Rabbi Leo Dee speaks to reporters in Efrat, April 10, 2023. Photo by Oren Ben Hakoon/Flash90.
Rabbi Leo Dee speaks to reporters in Efrat, April 10, 2023. Photo by Oren Ben Hakoon/Flash90.

Rabbi Leo Dee, who lost his wife and two daughters in a terrorist attack in April, was intentionally barged into by a passerby while praying at Dizengoff Square in Tel Aviv on Thursday morning.

The passerby was caught on camera walking into Dee as he prayed in public with a lulav and etrog—palm fronds and a citron—a key ritual of Sukkot holiday, which runs from Sept. 29 to Oct. 6 this year.

The British-born Dee, who lives in Efrat, impressed Israelis with his faith and steadfastness after the murder of his wife and daughters, garnering national and international headlines for his message of unity in the wake of the deadly April shooting.

On Sept. 10, Israeli Foreign Minister Eli Cohen appointed Dee to the post of Special Envoy for Social Initiatives.

Israeli National Security Minister Itamar Ben-Gvir expressed shock at the footage, saying he had ordered police to “act decisively” against religious intolerance.

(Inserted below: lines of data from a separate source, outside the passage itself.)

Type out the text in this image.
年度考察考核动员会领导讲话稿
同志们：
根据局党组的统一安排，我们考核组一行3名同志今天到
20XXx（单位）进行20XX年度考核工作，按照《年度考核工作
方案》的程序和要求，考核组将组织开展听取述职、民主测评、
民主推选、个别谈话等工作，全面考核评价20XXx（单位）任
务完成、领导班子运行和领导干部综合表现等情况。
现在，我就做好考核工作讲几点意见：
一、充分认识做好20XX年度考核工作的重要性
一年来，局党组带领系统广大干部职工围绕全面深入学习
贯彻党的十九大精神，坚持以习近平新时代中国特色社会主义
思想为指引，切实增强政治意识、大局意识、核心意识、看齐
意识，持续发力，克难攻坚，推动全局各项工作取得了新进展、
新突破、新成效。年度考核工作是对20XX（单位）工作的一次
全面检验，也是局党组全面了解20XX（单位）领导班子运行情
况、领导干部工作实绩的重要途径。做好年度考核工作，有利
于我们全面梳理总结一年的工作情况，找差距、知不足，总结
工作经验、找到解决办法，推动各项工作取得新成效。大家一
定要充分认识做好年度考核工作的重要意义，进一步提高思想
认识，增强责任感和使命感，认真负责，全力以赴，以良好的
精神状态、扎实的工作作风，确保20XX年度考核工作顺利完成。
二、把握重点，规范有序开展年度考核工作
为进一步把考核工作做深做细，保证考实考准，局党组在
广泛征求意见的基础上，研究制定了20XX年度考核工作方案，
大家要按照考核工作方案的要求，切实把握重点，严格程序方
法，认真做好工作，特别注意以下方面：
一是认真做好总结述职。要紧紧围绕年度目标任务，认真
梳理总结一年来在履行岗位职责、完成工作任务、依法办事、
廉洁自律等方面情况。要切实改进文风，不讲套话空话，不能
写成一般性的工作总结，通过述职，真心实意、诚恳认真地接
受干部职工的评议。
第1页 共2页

Israeli Finance Minister Bezalel Smotrich, leader of the Religious Zionism Party, warned that Tel Aviv must not become a dangerous place for religious Jews.

“Leo Dee, who mourned his wife and daughters several months ago in a murderous attack, was attacked only because he prayed in Tel Aviv,” said Smotrich.

The city “must not become a dangerous place for the traditional religious and ultra-Orthodox public. The responsibility rests in the hands of [opposition leaders] Benny Gantz and Yair Lapid. The protest has become a protest against the tradition of Israel. It’s dangerous. Stop,” he added.

Thursday’s incident comes after the Tel Aviv-Yafo Municipality on Sept. 28 revoked religious nonprofit Rosh Yehudi’s permit to hold public events in the city during Sukkot.

The decision followed a protest by radical secularists who forcefully prevented the group from holding an gender-segregated outdoor Yom Kippur service.

Tel Aviv Mayor Ron Huldai had previously barred gender-segregated services in the city, despite such separation being a staple of Orthodox religious services.

When Rosh Yehudi created a makeshift barrier of Israeli flags, dozens of protesters—some wearing T-shirts reading “Democracy” and others clad in the attire of the anti-judicial reform protests—pulled the flags down and removed plastic chairs organizers had set up, preventing the service from taking place.

Protesters also hurled abuse at the worshippers—many of them wearing prayer shawls—screaming “not here” and “see the face of evil.” Some of the protesters can be heard in video footage of the incident uttering racial slurs about a new immigrant from France as scuffles broke out between the sides—all on the holiest day on the Jewish calendar and at the culmination of the High Holidays.

The event made national news as it touched on the country’s religious-secular divide and came amid heightened tensions over the government’s judicial reform plan.

The protests against the Israeli government’s judicial reform legislation , mostly comprising secular Israelis, have been going on for months. Many of the protesters claim they fear Israel will turn into a theocracy if the Supreme Court loses power.